Around 4,000 police officers have been deployed to the streets of Hong Kong in anticipation of a huge turnout for the annual July 1 pro-democracy rally today. It’s the largest police presence the city has seen since the World Trade Organisation’s ministerial conference in December 2005, when anti-globalisation activists from around the world flocked to the city. The annual July 1 rally, which marks the day the territory returned to China in 1997, aims to pressure Beijing’s Communist Party leaders for full electoral freedom. The 2014 rally is expected to draw the largest turnout since 2003, when half-a-million people demonstrated against proposed anti-subversion laws that were later scrapped. Several groups have indicated they will stage overnight vigils after the march in a possible prelude to a planned campaign to shut down the city’s financial district.
There was no major violence in our past demonstrations, we believe that Hong Kong people are peaceful … though minor confrontation would be inevitable.
Johnson Yeung, Civil Human Rights Front, the main organiser of the annual march.
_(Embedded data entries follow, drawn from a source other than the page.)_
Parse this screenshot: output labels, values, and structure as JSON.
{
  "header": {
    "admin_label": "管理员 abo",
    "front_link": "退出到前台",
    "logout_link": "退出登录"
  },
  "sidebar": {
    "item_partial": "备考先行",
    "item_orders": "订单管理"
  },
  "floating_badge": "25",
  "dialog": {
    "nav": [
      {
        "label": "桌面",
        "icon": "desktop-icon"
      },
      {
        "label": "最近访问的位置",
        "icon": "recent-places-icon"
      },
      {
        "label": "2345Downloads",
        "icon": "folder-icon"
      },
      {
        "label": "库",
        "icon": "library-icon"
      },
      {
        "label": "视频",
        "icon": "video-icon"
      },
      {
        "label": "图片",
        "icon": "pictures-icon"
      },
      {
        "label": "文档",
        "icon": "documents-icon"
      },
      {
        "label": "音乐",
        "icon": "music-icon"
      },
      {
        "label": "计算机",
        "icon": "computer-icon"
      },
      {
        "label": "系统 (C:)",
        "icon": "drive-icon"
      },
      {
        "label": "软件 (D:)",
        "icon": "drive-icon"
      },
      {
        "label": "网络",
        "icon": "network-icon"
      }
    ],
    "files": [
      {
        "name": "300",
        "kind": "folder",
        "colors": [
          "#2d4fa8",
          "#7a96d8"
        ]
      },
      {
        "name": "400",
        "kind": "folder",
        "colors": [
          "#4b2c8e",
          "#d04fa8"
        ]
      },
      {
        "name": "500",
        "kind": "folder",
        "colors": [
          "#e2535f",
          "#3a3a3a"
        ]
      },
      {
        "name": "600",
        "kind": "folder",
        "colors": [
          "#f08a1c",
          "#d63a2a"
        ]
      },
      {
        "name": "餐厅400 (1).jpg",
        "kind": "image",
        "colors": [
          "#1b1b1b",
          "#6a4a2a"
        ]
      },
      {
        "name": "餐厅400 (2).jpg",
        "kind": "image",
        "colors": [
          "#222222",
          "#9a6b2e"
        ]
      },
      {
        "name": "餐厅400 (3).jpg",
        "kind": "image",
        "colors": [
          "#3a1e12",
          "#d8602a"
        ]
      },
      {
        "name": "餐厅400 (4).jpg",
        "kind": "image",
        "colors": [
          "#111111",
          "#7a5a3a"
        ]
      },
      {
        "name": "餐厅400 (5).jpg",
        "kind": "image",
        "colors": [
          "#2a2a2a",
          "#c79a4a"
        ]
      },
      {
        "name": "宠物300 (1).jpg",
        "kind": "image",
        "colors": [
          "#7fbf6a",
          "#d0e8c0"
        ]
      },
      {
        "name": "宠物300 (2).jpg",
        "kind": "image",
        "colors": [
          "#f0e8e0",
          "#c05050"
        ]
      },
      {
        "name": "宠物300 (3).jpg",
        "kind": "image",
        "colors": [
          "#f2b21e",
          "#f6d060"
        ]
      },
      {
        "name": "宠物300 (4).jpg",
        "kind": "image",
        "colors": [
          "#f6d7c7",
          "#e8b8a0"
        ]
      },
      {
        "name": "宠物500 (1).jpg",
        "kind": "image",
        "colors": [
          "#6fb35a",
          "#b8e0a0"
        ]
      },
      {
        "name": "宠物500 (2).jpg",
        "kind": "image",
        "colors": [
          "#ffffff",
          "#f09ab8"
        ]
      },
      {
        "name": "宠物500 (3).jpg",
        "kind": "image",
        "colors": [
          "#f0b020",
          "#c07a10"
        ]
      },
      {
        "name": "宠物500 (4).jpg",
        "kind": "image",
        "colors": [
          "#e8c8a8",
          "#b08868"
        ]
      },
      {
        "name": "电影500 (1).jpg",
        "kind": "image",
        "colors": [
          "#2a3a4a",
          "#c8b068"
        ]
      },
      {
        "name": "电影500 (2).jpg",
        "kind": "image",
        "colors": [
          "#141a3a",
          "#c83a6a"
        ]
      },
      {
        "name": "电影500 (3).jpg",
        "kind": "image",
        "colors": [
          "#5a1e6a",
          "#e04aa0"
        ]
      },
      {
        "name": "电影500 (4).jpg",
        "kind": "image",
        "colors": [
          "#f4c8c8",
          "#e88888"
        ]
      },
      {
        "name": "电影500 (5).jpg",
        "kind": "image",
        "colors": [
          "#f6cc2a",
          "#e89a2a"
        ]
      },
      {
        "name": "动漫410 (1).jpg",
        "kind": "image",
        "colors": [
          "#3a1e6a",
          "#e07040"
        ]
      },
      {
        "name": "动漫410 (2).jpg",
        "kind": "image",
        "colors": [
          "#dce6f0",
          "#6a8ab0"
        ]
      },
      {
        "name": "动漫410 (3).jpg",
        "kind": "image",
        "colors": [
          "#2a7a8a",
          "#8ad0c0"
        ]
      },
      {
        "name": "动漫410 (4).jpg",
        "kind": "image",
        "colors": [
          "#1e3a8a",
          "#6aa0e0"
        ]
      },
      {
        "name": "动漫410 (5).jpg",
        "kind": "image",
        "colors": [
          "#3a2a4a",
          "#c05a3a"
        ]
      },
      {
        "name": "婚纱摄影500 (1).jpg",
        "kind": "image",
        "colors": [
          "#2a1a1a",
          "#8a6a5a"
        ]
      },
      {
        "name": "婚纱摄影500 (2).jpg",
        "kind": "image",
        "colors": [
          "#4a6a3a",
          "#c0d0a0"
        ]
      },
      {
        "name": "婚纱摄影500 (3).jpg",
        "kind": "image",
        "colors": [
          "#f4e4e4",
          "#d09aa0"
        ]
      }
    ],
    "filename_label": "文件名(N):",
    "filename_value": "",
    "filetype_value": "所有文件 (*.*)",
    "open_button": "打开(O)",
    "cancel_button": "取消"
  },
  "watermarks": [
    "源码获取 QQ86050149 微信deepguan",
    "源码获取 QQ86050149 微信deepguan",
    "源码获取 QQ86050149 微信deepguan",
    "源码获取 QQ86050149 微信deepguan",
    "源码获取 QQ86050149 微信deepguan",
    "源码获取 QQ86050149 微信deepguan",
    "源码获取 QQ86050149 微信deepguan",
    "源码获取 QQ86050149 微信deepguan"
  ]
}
Some 792,000 people, more than 10 per cent of the city’s seven million population, voted in the referendum urging Beijing to allow opposition democrats to run in a 2017 citywide election for a new leader. The vote was organised by Occupy Central, behind the financial district shutdown plan, and comes at a time when many Hong Kong residents fear civil liberties are being stripped away. While the vote has no legal standing, it represented a chance for residents to express their views on the mechanism for picking candidates for the city’s leader. The results, released Monday, showed that a plurality of voters backed an electoral-reform proposal that would allow candidates for Hong Kong’s chief executive to be nominated by the public, political parties, or the nominating committee. It’s a move likely to stoke anti-China sentiment in the former British colony.